Manteca needs to encourage the building of 2,188 affordable housing units by 2014 to meet a state mandated goal.

The city has adequate zoning to meet that target for affordable rental and owner occupied homes according to data compiled for the state required housing element update to the municipal general plan that serves as Manteca’s blueprint for growth. The real trick is to encourage developers to build affordable housing.

As things stand now Manteca developers have managed to build or plan just 103 affordable housing units leaving 2,175 units to go.

The draft of the updated housing element goes before the Manteca Planning Commission on Tuesday at 7 p.m. when they meet at the Manteca Civic Center, 1001 W. Center St.

The San Joaquin Council of Governments in working with the California Department of Housing and Community Development determined that from Jan. 1, 2007 and June 30, 2014 Manteca needed to develop:

•1,483 lower income housing units.

•808 moderate-income housing units.

•1,762 above-moderate income units.

Manteca - between units already built and those planned will more than meet the above-moderate housing needs with an expected 3,633 units being built by mid-2014.

By contrast, only 11 moderate-income housing units have been built or planned leaving a deficit of 797 units. The lower-income shortfall is even greater with only 92 built or planned creating a shortfall of 1,391 units.

The goals established by the state were formulated before the mortgage meltdown sent prices plummeting. While housing elements specifically address new housing opportunities, the actual need for affordable rentals and owner-occupied homes will be lessened somewhat by the fact housing prices have collapsed by close to 55 percent in the last three years.

Even so, Manteca officials acknowledge that there is still a huge need and that any relief provided by the mortgage crisis is only temporary.

The draft report indicates the biggest potential for creating affordable lower income housing lies not in traditional detached projects but in Manteca’s abundance of commercial mixed use land. The city believes there could be 1,669 lower income housing units generated this way on land already zoned for commercial mixed use or 208 units more than is required by mid-2014 to meet the state housing goal.

Many of these units would end up being apartments and possible condos or rental units above ground floor retail. Several proposals have been made to build apartments as buffers between new commercial and traditional single family residnetial projects such as AKF’s proposal to place apartments between the retail being built on the northeast corner of Union Road and Lathrop Road and the under construction Union Ranch neighborhood.

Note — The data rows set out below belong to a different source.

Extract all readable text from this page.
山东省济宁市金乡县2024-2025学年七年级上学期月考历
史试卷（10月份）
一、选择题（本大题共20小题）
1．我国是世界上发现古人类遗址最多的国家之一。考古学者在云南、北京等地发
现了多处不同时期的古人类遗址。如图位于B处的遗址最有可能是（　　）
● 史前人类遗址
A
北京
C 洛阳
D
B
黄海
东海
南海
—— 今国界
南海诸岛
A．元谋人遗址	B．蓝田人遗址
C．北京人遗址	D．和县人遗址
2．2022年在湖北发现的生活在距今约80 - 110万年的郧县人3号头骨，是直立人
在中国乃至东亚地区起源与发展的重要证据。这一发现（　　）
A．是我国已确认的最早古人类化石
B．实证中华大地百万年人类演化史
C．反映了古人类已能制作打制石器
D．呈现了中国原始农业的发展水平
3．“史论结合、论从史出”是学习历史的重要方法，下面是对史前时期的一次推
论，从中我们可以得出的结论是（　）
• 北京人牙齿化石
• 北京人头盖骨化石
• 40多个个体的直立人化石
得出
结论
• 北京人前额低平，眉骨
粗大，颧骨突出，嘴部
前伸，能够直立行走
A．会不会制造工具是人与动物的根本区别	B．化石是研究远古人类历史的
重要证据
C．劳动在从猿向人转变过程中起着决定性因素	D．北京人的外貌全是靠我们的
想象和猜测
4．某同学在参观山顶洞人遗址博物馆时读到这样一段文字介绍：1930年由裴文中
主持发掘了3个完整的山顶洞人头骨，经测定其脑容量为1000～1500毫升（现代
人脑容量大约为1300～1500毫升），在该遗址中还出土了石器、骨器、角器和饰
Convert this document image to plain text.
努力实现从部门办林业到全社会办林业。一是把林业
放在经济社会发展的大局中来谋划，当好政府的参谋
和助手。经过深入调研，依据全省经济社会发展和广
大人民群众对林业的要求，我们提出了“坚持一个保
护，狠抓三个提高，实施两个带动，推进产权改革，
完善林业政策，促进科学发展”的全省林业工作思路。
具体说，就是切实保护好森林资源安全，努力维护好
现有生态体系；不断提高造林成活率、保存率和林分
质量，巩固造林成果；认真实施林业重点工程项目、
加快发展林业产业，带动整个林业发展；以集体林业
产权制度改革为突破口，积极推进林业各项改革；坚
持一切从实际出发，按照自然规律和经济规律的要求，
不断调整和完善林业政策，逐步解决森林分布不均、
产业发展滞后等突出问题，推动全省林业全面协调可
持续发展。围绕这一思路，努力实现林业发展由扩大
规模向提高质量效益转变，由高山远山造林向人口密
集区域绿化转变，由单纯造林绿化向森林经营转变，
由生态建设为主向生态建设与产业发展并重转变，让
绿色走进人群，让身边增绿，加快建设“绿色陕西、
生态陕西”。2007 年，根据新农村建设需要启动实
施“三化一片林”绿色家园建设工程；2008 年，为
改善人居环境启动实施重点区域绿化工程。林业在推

Manteca is exploring changes in central district zoning and development rules that would make it significantly easier for multi-use projects that have second and third floor residnetial above ground floor commercial.

Among suggestions offered by the public at housing workshops on how the city could encourage developers to build more affordable housing are:

• speeding up project processing times.

• providing funding and offering reduced fees for affordable housing developers.

• building mixed-use housing downtown close to transit.

• using redevelopment funds to pay for infrastructure such as water and sewer lines

• giving developers flexibility in building higher density units through changes in the zoning ordinance.

• allowing higher density development.